Alexander-Technique-Albuquerque-NM-Alto-Saxophone

Alto Saxophone – Why Alto Saxophone Players Continue to Use a Technique that Doesn’t Work (Musicians)(Psychology)(Pain)(Strain)(Injuries)(Posture)(Alexander Technique)(Albuquerque)

This ebook, An Alexander Technique Approach to Alto Saxophone Technique, is published on this website in a PDF format. It is very detailed and practical, and it will give you the physical tools you need to take the limits off of your ability to create the accurate saxophone technique you want without sacrificing your body.
This ebook is also for sale on all AMAZON websites in a KINDLE format.
Located in Albuquerque, New Mexico, U.S.A. (MOVEMENT THERAPY)

As an Alexander Technique teacher, there have been times when an alto saxophone player comes to me, and I show them how to play better than ever and they don’t continue. I’ve never actually contacted an alto saxophone player who didn’t come back after only one session and asked him or her why they didn’t come back, after they’ve had a taste of effortless performing.

But I have taken a look at myself and my beliefs and habits in general that don’t work, and I asked myself why I’m still doing them. It seems to me for every habit and belief we live by there is more than one reason we hold onto them, even if they aren’t serving us anymore. I believe there is one main reason why we continue to do what doesn’t work.

We continue to do what doesn’t work, because when we did what we did, we believed in what we did and lived by with such unconscious unquestioning conviction and commitment.

What does this mean? If an alto saxophone player learns to play with a specific technique, no matter how poorly it has served him or her, he or she has probably never ever questioned this technique. By time this inefficient technique fails him or her, it becomes a matter of loyalty.

What do I mean a matter of loyalty? There was a particular family belief I had lived by, and one day I realized it did not serve me. In fact, this belief was a total betrayal of everything I now believed, so shouldn’t it have been easy or obvious that I should let this belief go? You would think so, but what I felt is that I SHOULD still continue to live by it, because I have lived by it. In some weird way this belief, that was a total betrayal of all I knew was true now, still felt bizarrely right or true.

This is what I think happens to alto saxophone players who are confronted by a technique they have lived by that is hurting their bodies. They know the technique isn’t working, but it still feels right, because WHEN THEY LEARNED THE TECHNIQUE THEY BELIEVED IT WAS RIGHT, or why else would they have committed to this specific way of performance.

So, when an alto saxophone player comes to me for an Alexander Technique session, is there a way for me to make it possible for him or her to make radical technique changes that won’t scare him or her off? In the Alexander Technique we usually spend most of a session helping a student let go of what doesn’t work technically rather than taking on the role of being a music teacher. I now realize that I have to make it safe for this to happen.
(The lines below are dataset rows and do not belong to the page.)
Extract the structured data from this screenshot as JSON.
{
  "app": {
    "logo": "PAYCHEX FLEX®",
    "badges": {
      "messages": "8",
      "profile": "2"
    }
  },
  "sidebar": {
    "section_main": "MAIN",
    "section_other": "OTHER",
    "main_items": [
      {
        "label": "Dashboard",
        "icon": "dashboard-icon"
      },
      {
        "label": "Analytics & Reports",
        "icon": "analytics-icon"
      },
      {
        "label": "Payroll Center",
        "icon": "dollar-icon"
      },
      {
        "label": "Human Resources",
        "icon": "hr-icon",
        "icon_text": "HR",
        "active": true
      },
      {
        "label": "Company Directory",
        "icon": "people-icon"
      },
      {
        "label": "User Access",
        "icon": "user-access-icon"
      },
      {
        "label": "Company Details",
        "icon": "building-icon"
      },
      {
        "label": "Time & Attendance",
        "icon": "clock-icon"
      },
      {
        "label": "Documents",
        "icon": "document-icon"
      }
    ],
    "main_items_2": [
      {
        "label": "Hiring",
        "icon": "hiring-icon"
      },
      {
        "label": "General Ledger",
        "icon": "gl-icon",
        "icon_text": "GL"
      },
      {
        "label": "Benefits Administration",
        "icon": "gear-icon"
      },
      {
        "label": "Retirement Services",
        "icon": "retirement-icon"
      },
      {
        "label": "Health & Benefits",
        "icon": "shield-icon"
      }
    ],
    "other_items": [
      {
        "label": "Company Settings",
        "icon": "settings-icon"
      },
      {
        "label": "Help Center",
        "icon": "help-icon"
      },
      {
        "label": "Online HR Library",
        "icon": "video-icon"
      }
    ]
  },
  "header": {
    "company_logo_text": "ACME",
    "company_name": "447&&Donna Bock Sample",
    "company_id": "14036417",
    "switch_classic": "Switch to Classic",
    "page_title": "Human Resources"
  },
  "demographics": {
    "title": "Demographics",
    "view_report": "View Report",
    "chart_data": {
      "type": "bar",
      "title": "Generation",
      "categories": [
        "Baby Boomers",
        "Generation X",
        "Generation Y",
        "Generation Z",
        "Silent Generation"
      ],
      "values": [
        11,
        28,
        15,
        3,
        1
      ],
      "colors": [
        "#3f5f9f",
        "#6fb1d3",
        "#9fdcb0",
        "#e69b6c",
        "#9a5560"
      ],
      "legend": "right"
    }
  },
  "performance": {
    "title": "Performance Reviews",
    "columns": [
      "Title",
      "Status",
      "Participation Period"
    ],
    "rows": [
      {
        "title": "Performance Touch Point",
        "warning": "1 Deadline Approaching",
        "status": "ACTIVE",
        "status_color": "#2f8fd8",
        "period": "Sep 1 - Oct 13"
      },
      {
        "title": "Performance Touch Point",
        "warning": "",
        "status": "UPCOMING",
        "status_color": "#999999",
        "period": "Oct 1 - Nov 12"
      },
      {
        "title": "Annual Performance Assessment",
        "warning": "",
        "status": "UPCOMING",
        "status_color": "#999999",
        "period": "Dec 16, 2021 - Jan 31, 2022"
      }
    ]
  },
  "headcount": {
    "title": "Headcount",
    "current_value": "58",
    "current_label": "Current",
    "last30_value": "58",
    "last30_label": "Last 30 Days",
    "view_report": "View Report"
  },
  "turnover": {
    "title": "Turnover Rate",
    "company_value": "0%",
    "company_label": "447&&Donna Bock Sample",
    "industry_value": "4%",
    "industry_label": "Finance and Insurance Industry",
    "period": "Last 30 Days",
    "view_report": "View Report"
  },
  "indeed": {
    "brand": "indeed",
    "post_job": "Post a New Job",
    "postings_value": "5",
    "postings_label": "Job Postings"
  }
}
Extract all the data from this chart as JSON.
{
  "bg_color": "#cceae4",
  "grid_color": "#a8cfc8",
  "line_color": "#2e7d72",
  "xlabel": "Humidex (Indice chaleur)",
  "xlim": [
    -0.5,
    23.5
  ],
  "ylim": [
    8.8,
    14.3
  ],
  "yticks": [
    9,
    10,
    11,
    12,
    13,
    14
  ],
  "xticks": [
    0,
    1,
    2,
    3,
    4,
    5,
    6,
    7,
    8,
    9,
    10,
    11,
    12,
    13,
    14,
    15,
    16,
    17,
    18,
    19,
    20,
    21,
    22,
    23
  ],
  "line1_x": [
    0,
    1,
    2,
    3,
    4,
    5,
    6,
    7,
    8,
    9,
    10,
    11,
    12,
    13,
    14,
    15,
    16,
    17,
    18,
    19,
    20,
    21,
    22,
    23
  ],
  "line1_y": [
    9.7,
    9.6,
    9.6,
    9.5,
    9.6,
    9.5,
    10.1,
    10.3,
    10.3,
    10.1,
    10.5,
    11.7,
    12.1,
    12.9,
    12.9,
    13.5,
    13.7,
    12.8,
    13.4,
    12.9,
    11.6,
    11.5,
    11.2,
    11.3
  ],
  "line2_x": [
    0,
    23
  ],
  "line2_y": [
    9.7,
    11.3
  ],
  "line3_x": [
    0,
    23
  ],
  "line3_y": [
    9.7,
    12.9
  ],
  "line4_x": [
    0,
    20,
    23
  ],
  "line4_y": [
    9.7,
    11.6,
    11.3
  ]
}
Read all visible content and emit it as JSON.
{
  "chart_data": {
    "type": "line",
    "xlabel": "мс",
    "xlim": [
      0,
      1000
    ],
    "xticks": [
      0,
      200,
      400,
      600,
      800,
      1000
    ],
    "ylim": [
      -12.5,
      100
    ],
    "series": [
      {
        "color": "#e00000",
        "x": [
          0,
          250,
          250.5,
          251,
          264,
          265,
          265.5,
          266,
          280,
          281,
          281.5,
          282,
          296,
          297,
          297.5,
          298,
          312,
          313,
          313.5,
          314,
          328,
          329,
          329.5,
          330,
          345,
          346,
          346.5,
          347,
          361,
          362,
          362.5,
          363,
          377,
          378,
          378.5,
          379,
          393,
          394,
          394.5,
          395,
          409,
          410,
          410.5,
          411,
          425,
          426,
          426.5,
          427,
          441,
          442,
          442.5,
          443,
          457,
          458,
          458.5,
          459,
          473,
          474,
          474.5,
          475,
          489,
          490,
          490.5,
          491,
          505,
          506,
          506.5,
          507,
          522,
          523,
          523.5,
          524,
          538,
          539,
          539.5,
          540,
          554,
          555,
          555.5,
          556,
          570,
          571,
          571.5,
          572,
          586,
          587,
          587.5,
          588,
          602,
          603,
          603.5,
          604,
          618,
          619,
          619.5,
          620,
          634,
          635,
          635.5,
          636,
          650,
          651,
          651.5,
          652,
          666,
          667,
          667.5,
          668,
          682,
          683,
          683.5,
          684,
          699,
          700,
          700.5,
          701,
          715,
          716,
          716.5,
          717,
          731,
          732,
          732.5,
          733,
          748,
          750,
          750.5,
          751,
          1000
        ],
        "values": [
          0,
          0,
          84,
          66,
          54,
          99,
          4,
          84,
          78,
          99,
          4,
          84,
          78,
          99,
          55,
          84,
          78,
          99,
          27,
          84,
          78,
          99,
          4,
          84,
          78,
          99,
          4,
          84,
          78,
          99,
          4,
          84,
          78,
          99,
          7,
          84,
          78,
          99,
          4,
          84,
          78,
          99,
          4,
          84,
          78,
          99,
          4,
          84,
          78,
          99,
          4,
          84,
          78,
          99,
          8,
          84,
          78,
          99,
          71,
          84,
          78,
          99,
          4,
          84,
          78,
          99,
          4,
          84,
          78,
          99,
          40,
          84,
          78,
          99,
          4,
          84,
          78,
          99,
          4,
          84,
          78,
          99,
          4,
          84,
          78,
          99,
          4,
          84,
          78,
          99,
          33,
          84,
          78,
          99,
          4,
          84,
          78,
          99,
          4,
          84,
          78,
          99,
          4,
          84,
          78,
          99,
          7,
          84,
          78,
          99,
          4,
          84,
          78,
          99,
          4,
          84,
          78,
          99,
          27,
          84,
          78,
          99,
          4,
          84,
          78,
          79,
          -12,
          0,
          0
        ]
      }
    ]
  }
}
This means I have to gently and kindly and slowly enough guide an alto saxophone player into letting go of what doesn’t work, at a pace that it doesn’t freak out his or her ego. I was so driven as a concert guitarist, that I would do whatever it took to get better. But in retrospect, this was not done lovingly. I wasn’t concerned for the effect major radical technique changes had on me on the thing that was most important to me, so ultimately I stopped playing.

I should never forget that the alto saxophone player in front of me in an Alexander Technique session is more important than his or her instrument.